Searching for excuses, the company recently sacked its second set of public relations advisers since its 1996 float. Citigate Dewe Rogerson was dispensed with on the grounds that "it was time for a change".

Martin Gatto, the group's finance director, was in London on Friday interviewing potential replacements with Finsbury, Holborn and Ludgate all pitching for the account. Critics say it is typical of the company to "shoot the messenge".

Somerfield has always had its detractors and late last week it seemed they were working overtime again. The claim was that sales in some of the Kwik Save stores which have been converted to the Somerfield format as a result of last year's merger, had fallen by as much as 50 per cent.

The explanation was that in some locations, such as Liverpool, consumers had not been prepared to pay the higher prices charged in the stores when rebranded under the more mid-market Somerfield banner, and have taken their custom to other discounters.

But Mr Gatto says the figures are untrue. Sales in the Liverpool stores are down by no more than 10 per cent. "It seems that some people are out to get us again," Mr Gatto said.

One possible reason was Somerfield's shock profits warning earlier this month, which came just weeks after the company gave briefings to City analysts. The warning said like-for-like sales in some stores such as Durham and Cardiff had fallen by 13 to 28 per cent.

Mr Gatto admits that if these trends continue, some of the stores could fall into loss.

But the company is confident it has not taken on too much with the Kwik Save stores. Its new approach is to convert a further 450 Kwik Saves to the Somerfield format, but still leave the remaining 300 branches under the old Kwik Save name. It is also working with the Government's social exclusion unit to get more supermarkets into deprived areas.
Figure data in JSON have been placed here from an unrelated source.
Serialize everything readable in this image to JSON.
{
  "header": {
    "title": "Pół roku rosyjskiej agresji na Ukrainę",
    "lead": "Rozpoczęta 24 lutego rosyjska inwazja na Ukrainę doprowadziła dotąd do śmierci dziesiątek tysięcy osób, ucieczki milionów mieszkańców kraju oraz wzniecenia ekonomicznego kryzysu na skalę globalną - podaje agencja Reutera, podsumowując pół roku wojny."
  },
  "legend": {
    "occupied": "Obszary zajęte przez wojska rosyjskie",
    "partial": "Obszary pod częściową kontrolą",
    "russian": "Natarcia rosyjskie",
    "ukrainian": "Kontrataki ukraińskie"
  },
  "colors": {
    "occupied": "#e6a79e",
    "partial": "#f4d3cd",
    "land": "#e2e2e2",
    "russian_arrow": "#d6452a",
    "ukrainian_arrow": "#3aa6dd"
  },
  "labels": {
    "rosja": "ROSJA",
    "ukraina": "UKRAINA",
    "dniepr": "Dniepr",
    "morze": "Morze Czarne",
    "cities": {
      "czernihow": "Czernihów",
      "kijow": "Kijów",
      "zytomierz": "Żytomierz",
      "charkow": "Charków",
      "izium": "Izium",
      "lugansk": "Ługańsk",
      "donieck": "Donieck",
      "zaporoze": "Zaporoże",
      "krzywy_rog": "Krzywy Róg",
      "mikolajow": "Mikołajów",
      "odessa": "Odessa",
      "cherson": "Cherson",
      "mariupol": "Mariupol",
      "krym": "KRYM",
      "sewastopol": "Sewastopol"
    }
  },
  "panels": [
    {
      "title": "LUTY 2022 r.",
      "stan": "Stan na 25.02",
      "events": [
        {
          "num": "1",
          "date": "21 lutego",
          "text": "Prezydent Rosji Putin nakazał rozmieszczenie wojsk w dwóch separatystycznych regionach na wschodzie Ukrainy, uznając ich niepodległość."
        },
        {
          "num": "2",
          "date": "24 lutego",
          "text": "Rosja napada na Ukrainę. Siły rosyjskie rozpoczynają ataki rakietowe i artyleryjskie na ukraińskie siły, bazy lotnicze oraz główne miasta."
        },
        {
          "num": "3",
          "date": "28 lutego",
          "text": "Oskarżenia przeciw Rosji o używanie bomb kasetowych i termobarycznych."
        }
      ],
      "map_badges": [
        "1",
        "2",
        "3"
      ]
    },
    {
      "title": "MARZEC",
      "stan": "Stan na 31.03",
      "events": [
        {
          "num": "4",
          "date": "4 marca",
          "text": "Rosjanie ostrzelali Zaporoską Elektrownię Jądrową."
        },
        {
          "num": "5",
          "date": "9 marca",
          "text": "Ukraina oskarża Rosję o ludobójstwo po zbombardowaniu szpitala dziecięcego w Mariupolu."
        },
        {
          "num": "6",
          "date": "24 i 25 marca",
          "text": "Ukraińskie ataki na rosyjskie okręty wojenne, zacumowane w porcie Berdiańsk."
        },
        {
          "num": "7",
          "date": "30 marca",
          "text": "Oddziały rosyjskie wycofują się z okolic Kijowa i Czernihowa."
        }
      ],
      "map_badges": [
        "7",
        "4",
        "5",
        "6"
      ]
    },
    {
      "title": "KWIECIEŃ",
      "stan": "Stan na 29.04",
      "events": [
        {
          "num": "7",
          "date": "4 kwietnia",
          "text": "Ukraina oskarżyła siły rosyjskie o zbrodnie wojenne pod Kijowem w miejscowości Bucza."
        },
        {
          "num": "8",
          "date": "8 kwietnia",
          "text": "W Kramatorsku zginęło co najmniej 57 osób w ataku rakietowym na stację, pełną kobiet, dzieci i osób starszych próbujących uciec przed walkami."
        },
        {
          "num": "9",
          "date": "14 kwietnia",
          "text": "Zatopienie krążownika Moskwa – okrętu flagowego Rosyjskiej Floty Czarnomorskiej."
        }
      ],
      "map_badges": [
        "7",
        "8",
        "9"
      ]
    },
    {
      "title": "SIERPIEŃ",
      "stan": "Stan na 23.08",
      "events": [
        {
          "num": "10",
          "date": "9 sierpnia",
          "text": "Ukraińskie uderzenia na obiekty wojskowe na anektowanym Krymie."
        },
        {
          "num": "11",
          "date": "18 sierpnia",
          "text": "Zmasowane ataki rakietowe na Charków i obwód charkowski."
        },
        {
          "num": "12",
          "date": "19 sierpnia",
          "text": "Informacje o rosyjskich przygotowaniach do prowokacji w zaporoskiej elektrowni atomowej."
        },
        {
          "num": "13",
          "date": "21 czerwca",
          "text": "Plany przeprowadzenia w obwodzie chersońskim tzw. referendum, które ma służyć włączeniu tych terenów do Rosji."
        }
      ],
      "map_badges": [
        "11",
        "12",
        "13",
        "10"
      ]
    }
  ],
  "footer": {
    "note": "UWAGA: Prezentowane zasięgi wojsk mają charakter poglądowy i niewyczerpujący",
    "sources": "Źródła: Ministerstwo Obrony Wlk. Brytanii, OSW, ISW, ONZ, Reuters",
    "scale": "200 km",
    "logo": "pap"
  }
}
But analysts are sceptical. Paul Smiddy of Credit Lyonnais Laing says: "A lot of chickens have come home to roost here. In the early stages they benefited from squeezing suppliers. But the conversion programme stage is more difficult."

Mike Dennis at SG Securities believes the admission that Somerfield will have to operate with two brands, not one, will lead to inefficiencies and lower the scope for cost-cutting.

Analysts say that US value investors who piled into the stock in 1997 and 1998 and at one stage accounted for almost 40 per cent of the equity, may not be so gung-ho again.